In base al disegno di legge verrebbe applicata un’aliquota d’imposta draconiana dell’80% su qualsiasi donazione proveniente da uno Stato straniero; in altre parole, ad esempio donazioni provenienti da Gran Bretagna, Germania, Nazioni Unite o Unione Europea a organizzazioni no-profit israeliane che operano per la promozione dei diritti umani, dei diritti delle donne, della tutela ambientale o dei diritti dei palestinesi. La legge stabilisce inoltre che un’organizzazione no-profit che fa affidamento su tali donazioni perderà il diritto di ricorrere in tribunale – una misura senza precedenti persino rispetto ai regimi autocratici.
L’obiettivo è chiaro: eliminare gli elementi di critica da parte della società civile e dare alla coalizione [di governo] il controllo completo sul dibattito pubblico.
Tutto ciò avviene nel contesto di un prolungato blocco mediatico imposto da Israele alla Striscia di Gaza. Da 19 mesi ai giornalisti stranieri non è permesso entrare nell’enclave e fare reportage in modo indipendente. Dall’inizio della guerra i giornalisti stranieri sono entrati a Gaza solo una decina di volte e in condizioni restrittive, accompagnati da un portavoce dell’esercito.
Questa non è libertà di stampa, ma una falsificazione della realtà. In ogni caso Israele continua senza sosta a mettere in discussione le informazioni che provengono dall’interno di Gaza, sostenendo che si tratti di propaganda di Hamas da non prendere in considerazione.
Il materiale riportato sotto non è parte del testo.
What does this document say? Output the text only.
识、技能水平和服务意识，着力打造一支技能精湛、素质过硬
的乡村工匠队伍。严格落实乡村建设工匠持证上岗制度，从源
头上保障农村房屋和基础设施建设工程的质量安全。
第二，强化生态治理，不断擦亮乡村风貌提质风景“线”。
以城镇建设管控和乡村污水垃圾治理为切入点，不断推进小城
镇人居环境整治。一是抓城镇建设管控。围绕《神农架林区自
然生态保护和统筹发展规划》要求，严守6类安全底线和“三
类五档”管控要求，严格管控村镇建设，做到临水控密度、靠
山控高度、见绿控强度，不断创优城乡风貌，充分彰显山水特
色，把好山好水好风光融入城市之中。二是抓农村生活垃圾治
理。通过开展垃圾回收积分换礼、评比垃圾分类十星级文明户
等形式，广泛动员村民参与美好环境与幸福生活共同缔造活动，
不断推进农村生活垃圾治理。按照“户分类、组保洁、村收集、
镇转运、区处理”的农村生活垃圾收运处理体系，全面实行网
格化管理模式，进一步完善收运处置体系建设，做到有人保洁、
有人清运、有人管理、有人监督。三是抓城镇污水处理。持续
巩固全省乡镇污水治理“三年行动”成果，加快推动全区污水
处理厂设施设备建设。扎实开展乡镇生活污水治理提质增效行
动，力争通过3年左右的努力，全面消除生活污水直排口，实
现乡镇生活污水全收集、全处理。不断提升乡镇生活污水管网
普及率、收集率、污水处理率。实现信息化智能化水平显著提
È così che si costruisce una realtà artificiale. Gli israeliani vivono isolati da ciò che accade al di fuori delle mura della censura. L’unico modo per fermare il degrado è prima di tutto sapere. È ora di porre fine all’occultamento, al silenzio, alla persecuzione politica e alla costruzione artificiosa della conoscenza.
L’articolo sopra riportato è l’editoriale principale di Haaretz, pubblicato sulle edizioni israeliane in ebraico e inglese.